As far as we know, this was the first study in the literature that investigated both the risk factors and the subsequent out comes of hemodynamically significant patent ductus arteriosus reopening in premature infants. Nevertheless, the number of our hemodynamically significant patent ductus arteriosus cases were more much that those of the previous studies on the same feild, and our study was among the few studies that researched the relationship between residual luminal flow and reopening of hemodynamically significant patent ductus arteriosus. These facts strengthen our study and make it more valuable.

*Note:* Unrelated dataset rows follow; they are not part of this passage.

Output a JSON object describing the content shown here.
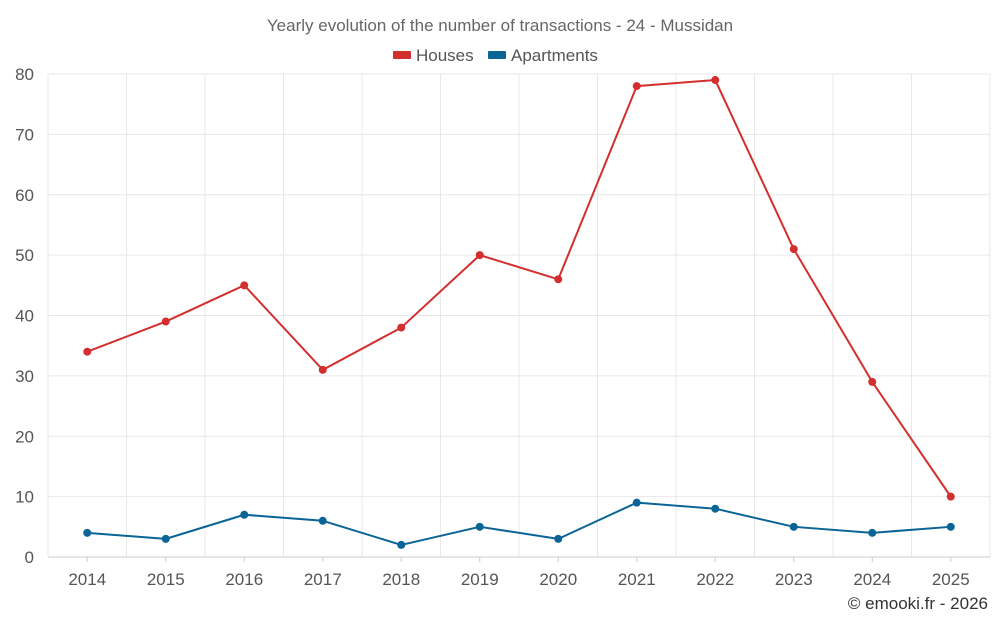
{
  "chart_data": {
    "type": "line",
    "title": "Yearly evolution of the number of transactions - 24 - Mussidan",
    "categories": [
      "2014",
      "2015",
      "2016",
      "2017",
      "2018",
      "2019",
      "2020",
      "2021",
      "2022",
      "2023",
      "2024",
      "2025"
    ],
    "series": [
      {
        "name": "Houses",
        "color": "#d32f2f",
        "values": [
          34,
          39,
          45,
          31,
          38,
          50,
          46,
          78,
          79,
          51,
          29,
          10
        ]
      },
      {
        "name": "Apartments",
        "color": "#0a6496",
        "values": [
          4,
          3,
          7,
          6,
          2,
          5,
          3,
          9,
          8,
          5,
          4,
          5
        ]
      }
    ],
    "ylim": [
      0,
      80
    ],
    "yticks": [
      0,
      10,
      20,
      30,
      40,
      50,
      60,
      70,
      80
    ],
    "xlabel": "",
    "ylabel": "",
    "grid": true,
    "legend": "top-center"
  },
  "credit": "© emooki.fr - 2026"
}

Early screening and treatment for hemodynamically significant patent ductus arteriosus are effective preventive strategies in preterm infants to cope with undesirable medical issues and outcomes. The investigation of these long term outcomes will be important directions and guides for future researches.
Limitations of the study
Data of our retrospective study depended upon data collected from hospital records. We could not identify patients who had their PDA re-open but remain asymptomatic because these patients were not rescanned as they did not any suggestive symptoms.
Conclusion
Reopening of PDA in preterm infants is influenced by the presence of late neonatal sepsis and increased directly in those who need multiple courses of drug treatment. Reopened group had a higher rate of developing NEC, BPD and ROP than closed group. Early approch to hsPDA and assesment of risk factors may play an important role in preventing subsequent consequences in preterm infants.
Funding sources
None.
Conflict of interest
Authors have no conflicts of interest to disclose.